Comment 2 for bug 1432837

Revision history for this message
Rafael David Tinoco (rafaeldtinoco) wrote :

Fixing typo from previous comment:

I developed a small tool based on inotify to help users to check if their watchdog is being used.

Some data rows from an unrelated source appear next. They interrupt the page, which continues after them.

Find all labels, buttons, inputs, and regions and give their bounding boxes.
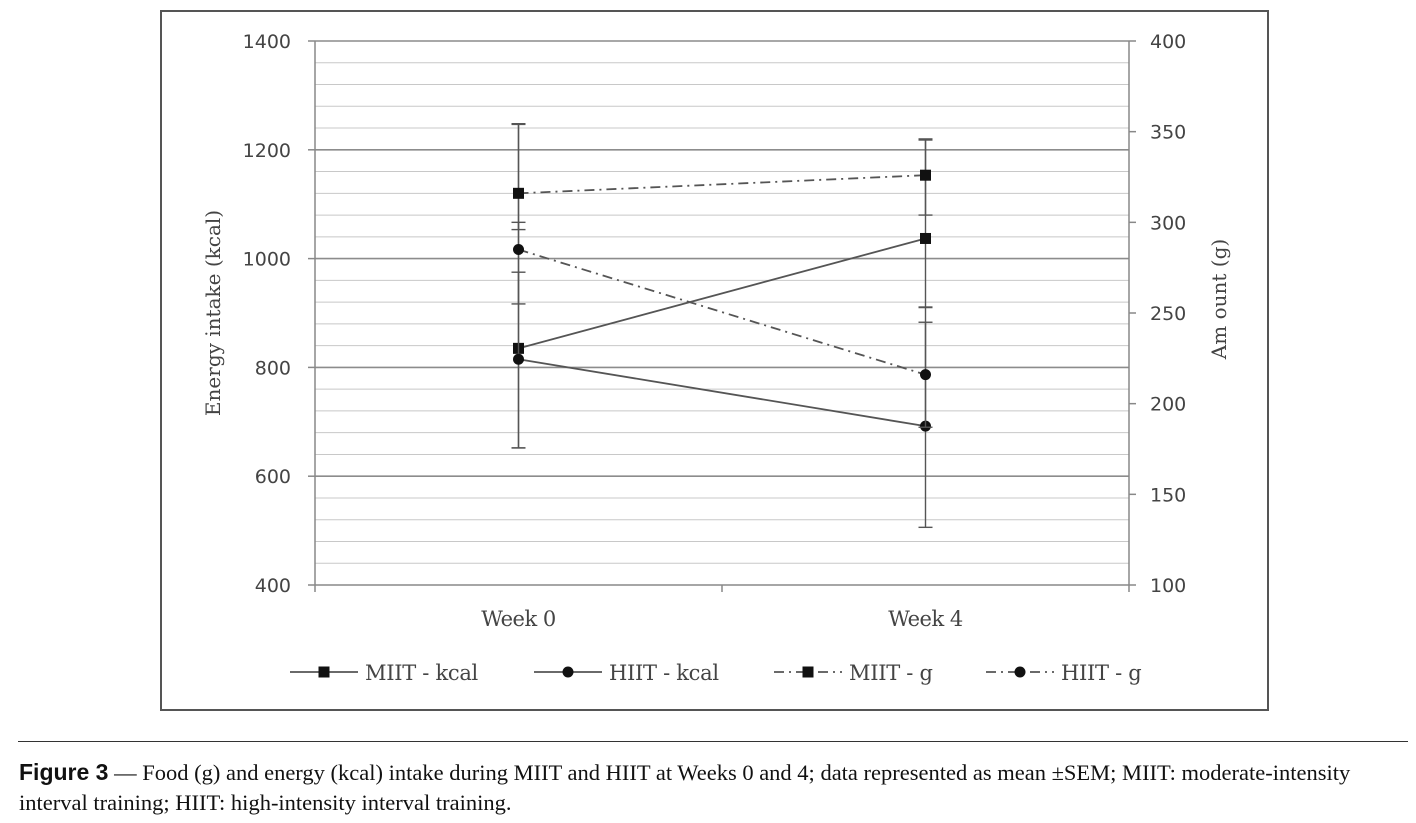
left-axis-tick-label: 1400 <box>243 31 291 53</box>
right-axis-title: Am ount (g) <box>1207 239 1231 360</box>
left-axis-tick-label: 600 <box>255 466 291 488</box>
right-axis-tick-label: 200 <box>1150 394 1186 416</box>
series-line-miit-g <box>518 174 926 195</box>
right-axis-tick-label: 300 <box>1150 212 1186 234</box>
left-axis-tick-label: 1200 <box>243 140 291 162</box>
x-category-label: Week 0 <box>481 607 556 631</box>
series-line-miit-kcal <box>518 237 926 350</box>
caption-text: — Food (g) and energy (kcal) intake duri… <box>19 760 1351 815</box>
legend-label: MIIT - g <box>849 661 933 685</box>
series-line-hiit-g <box>518 248 926 376</box>
right-axis-tick-label: 400 <box>1150 31 1186 53</box>
figure-label: Figure 3 <box>19 759 109 785</box>
data-point-hiit-g <box>513 244 524 256</box>
legend-label: MIIT - kcal <box>365 661 479 685</box>
left-axis-tick-label: 1000 <box>243 249 291 271</box>
chart-frame: 400 600 800 1000 1200 1400 100 150 200 250 300 350 4… <box>160 10 1269 711</box>
data-point-miit-g <box>513 187 524 199</box>
line-chart: 400 600 800 1000 1200 1400 100 150 200 250 300 350 4… <box>201 31 1231 685</box>
series-line-hiit-kcal <box>518 358 926 428</box>
figure-caption: Figure 3 — Food (g) and energy (kcal) in… <box>19 757 1409 818</box>
right-axis-tick-label: 350 <box>1150 122 1186 144</box>
data-point-miit-kcal <box>920 232 931 244</box>
right-axis-tick-label: 100 <box>1150 575 1186 597</box>
right-axis-tick-label: 150 <box>1150 484 1186 506</box>
data-point-miit-g <box>920 169 931 181</box>
left-axis-tick-label: 800 <box>255 357 291 379</box>
left-axis-tick-label: 400 <box>255 575 291 597</box>
left-axis-title: Energy intake (kcal) <box>201 210 225 416</box>
legend-label: HIIT - kcal <box>609 661 719 685</box>
legend-label: HIIT - g <box>1061 661 1141 685</box>
data-point-hiit-kcal <box>513 353 524 365</box>
caption-divider <box>18 741 1408 742</box>
legend-marker <box>1014 666 1026 678</box>
right-axis-tick-label: 250 <box>1150 303 1186 325</box>
legend-marker <box>802 666 814 678</box>
x-category-label: Week 4 <box>888 607 963 631</box>
legend-marker <box>318 666 330 678</box>
data-point-hiit-g <box>920 369 931 381</box>
legend-marker <box>562 666 574 678</box>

Anyone can find instructions on how to run it here:

https://github.com/inaddy/notifymydog

Small Example:

inaddy@host:~$ wget https://raw.githubusercontent.com/inaddy/notifymydog/master/notifymydog.c
inaddy@host:~/notifymydog$ gcc -Wall -D_DEBUG=0 -D_SYSLOG=1 notifymydog.c -o notifymydog
inaddy@host:~/notifymydog$ sudo ./notifymydog &
inaddy@host:~$ sudo tail -f /var/log/syslog
Mar 16 17:36:26 inaddygueto WATCHMYDOG[15766]: OK: WATCHDOG UPDATED
Mar 16 17:36:40 inaddygueto WATCHMYDOG[15766]: OK: WATCHDOG UPDATED
Mar 16 17:36:44 inaddygueto WATCHMYDOG[15766]: WARNING: WATCHDOG WAS CLOSED
Mar 16 17:36:49 inaddygueto WATCHMYDOG[15766]: WARNING: WATCHDOG WAS OPENED

So if you ever got a kernel panic on a HP Proliant Server DL360 and/or DL380 with no apparent reason and the stack trace shows NMIs generate, confirm if none of your userland programs have opened /dev/watchdog on purpose (not updating it frequent enough) and by accident (causing the watchdog HW to be triggered and panic'ing the machine after some time).

Workaround:

# echo "blacklist hpwdt" >> /etc/modprobe.d/blacklist-hp.conf
# update-initramfs -k all -u
# update-grub
# reboot